This list of recommended actions for auxiliary police officers trying to quell panic in their communities was part of a 1951 booklet published by the New York State Police in 1951. I found the pamphlet in the collections of San Francisco’s Prelinger Library.
After the passage of the Federal Civil Defense Act in 1950, which authorized the Federal Civil Defense Agency, state and local governments were directed to organize personnel in anticipation of an attack on the United States. The agency suggested that cities and townships commission auxiliary police and firefighters.
Because an attack on a nearby city would drain emergency personnel away from surrounding towns, auxiliary police were (according to the 1951 annual report of the FCDA) trained “not only to augment the normal police force within an area that is attacked, but in support areas [to] take the place of the regular police dispatched to aid stricken communities.”
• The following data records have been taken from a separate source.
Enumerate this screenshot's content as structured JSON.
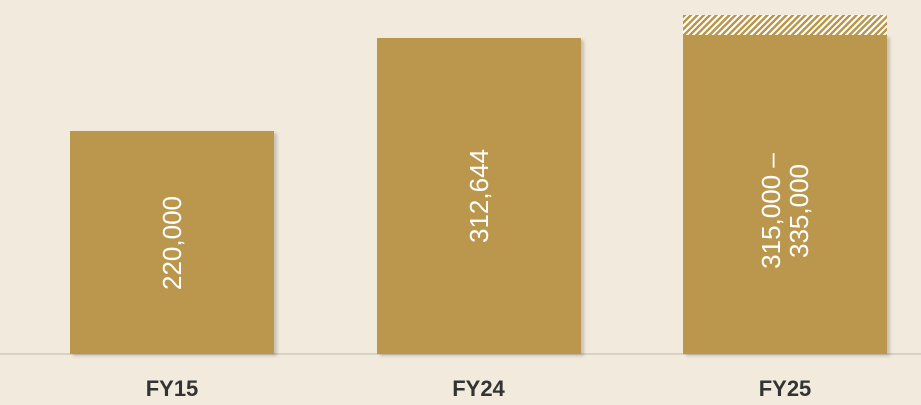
{
  "chart_data": {
    "type": "bar",
    "categories": [
      "FY15",
      "FY24",
      "FY25"
    ],
    "values": [
      220000,
      312644,
      315000
    ],
    "upper_values": [
      null,
      null,
      335000
    ],
    "value_labels": [
      "220,000",
      "312,644",
      "315,000 – 335,000"
    ],
    "color": "#bb974d"
  }
}
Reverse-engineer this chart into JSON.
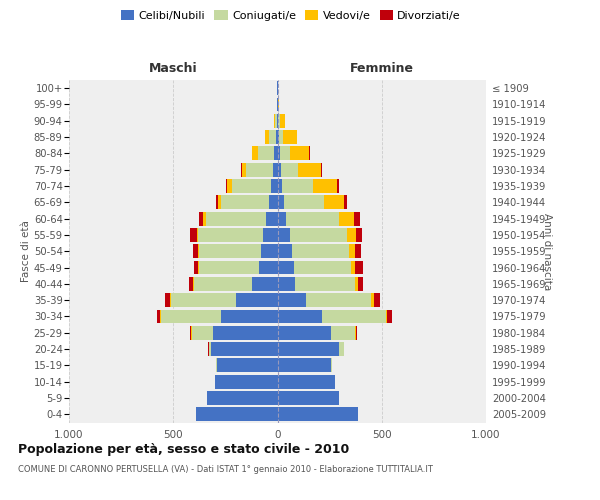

Part of the auxiliary policeman’s job was to serve as a psychological beacon to his community in the case of trauma. He should use “principles of suggestion,” encourage the singing of the “Star-Spangled Banner,” and remind people how European citizens stood up to bombardment in the late war.
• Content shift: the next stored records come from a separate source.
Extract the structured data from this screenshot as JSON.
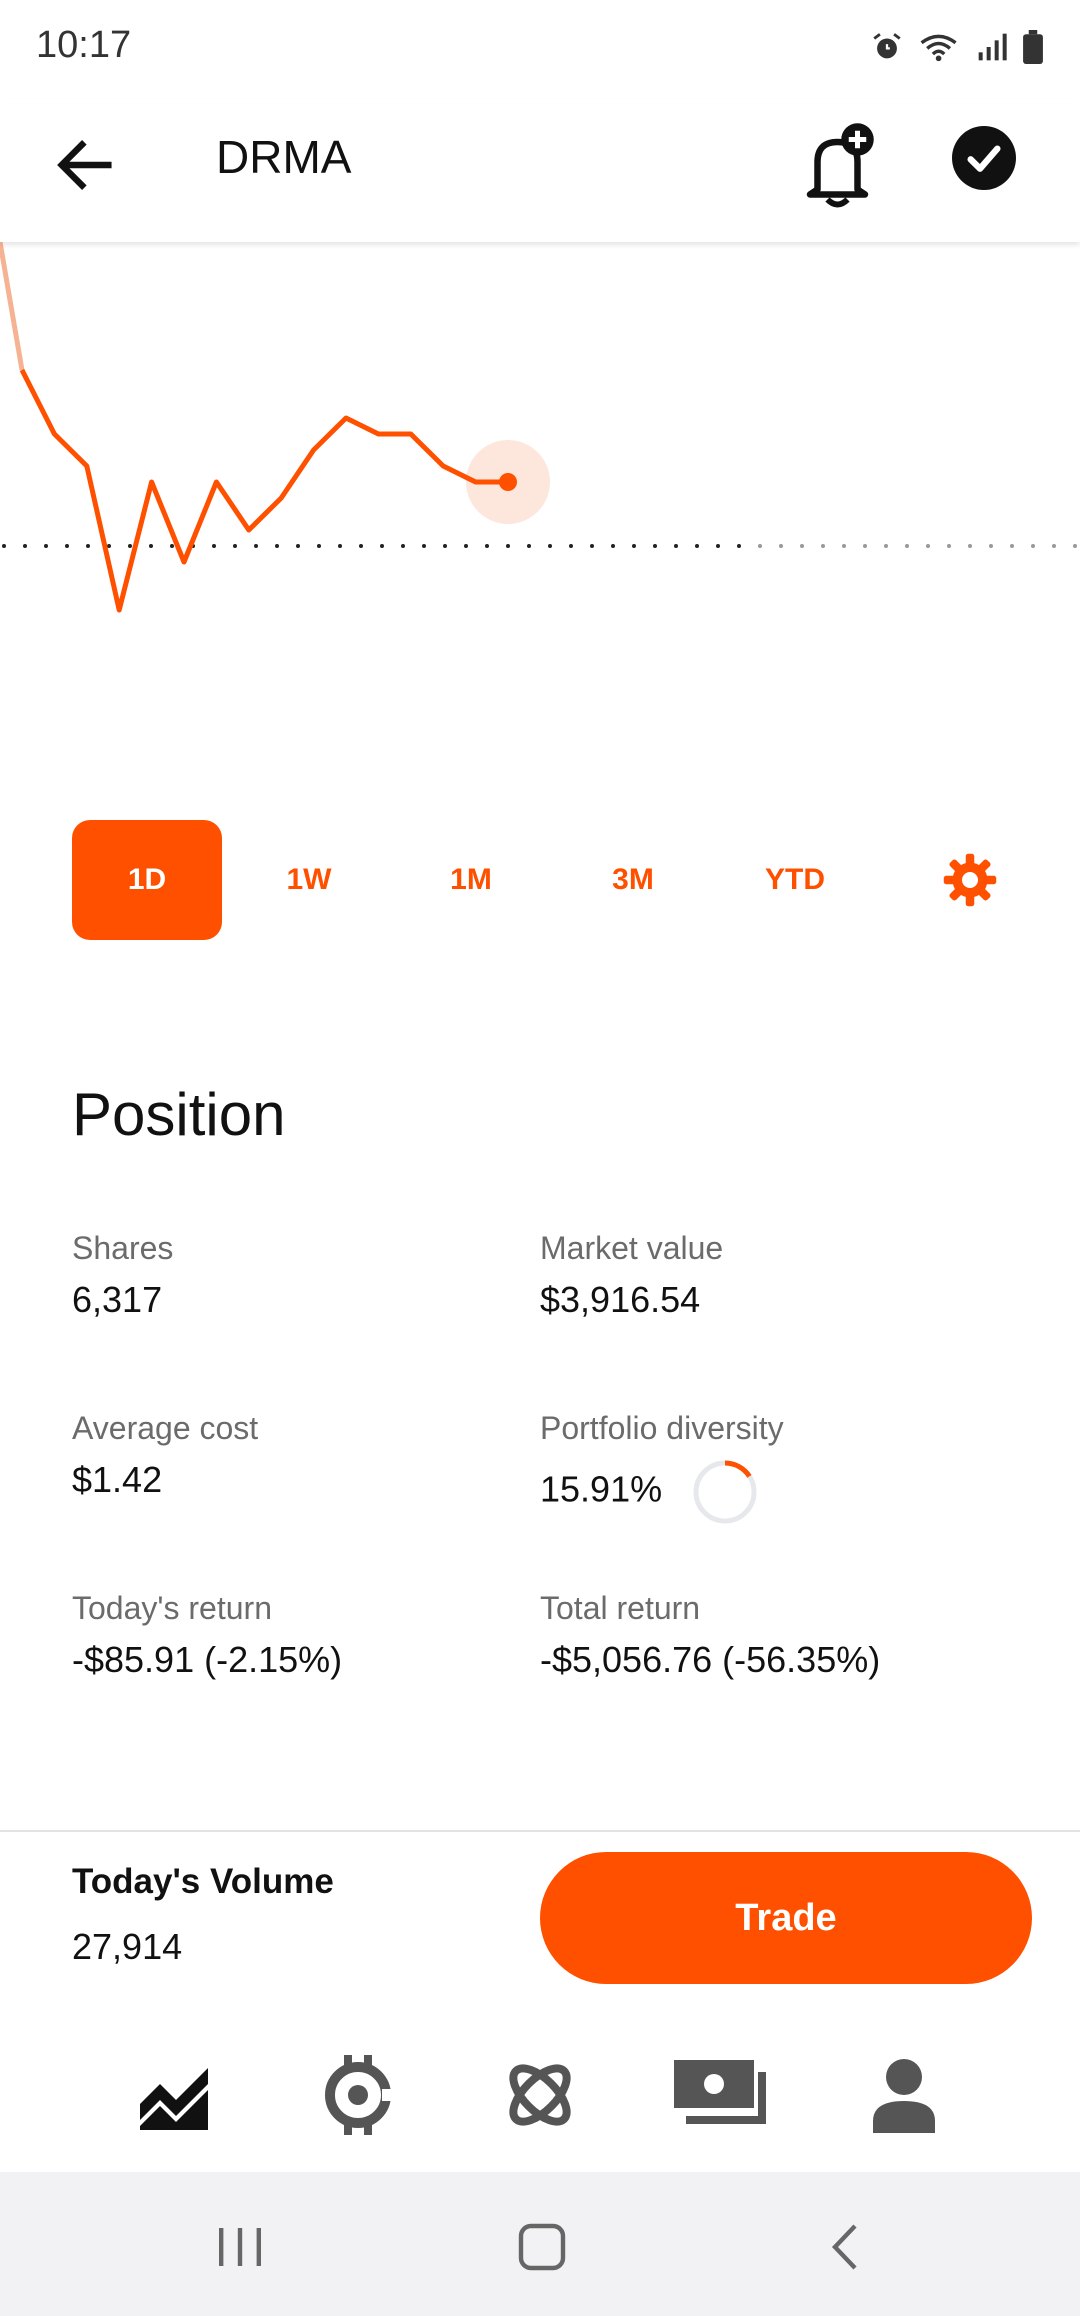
{
  "status_bar": {
    "time": "10:17"
  },
  "header": {
    "ticker": "DRMA"
  },
  "chart_data": {
    "type": "line",
    "y": [
      158,
      154,
      152,
      143,
      151,
      146,
      151,
      148,
      150,
      153,
      155,
      154,
      154,
      152,
      151,
      151
    ],
    "reference_line": 147,
    "ylim": [
      131,
      166
    ],
    "color": "#ff5000"
  },
  "ranges": [
    {
      "label": "1D",
      "active": true
    },
    {
      "label": "1W",
      "active": false
    },
    {
      "label": "1M",
      "active": false
    },
    {
      "label": "3M",
      "active": false
    },
    {
      "label": "YTD",
      "active": false
    }
  ],
  "position": {
    "title": "Position",
    "shares": {
      "label": "Shares",
      "value": "6,317"
    },
    "market_value": {
      "label": "Market value",
      "value": "$3,916.54"
    },
    "average_cost": {
      "label": "Average cost",
      "value": "$1.42"
    },
    "portfolio_diversity": {
      "label": "Portfolio diversity",
      "value": "15.91%",
      "fraction": 0.1591
    },
    "todays_return": {
      "label": "Today's return",
      "value": "-$85.91 (-2.15%)"
    },
    "total_return": {
      "label": "Total return",
      "value": "-$5,056.76 (-56.35%)"
    }
  },
  "volume": {
    "label": "Today's Volume",
    "value": "27,914"
  },
  "trade_button": {
    "label": "Trade"
  },
  "colors": {
    "accent": "#ff5000",
    "text": "#111111",
    "muted": "#6b6b6b"
  },
  "tabs": [
    {
      "icon": "investing-chart-icon",
      "active": true
    },
    {
      "icon": "crypto-icon",
      "active": false
    },
    {
      "icon": "discover-icon",
      "active": false
    },
    {
      "icon": "cash-icon",
      "active": false
    },
    {
      "icon": "account-icon",
      "active": false
    }
  ]
}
The “confidence” that such policemen would inspire rested on
the number of symbols of security associated with the auxiliary policeman—size, confident bearing, commanding voice, good status in the community, strong personality, sympathy, jovial or joking manner, etc.
As this list makes clear, while many public civil defense projects asked women to apply their supposed domestic expertise to home preparedness, the auxiliary policeman was probably envisioned as a role for men.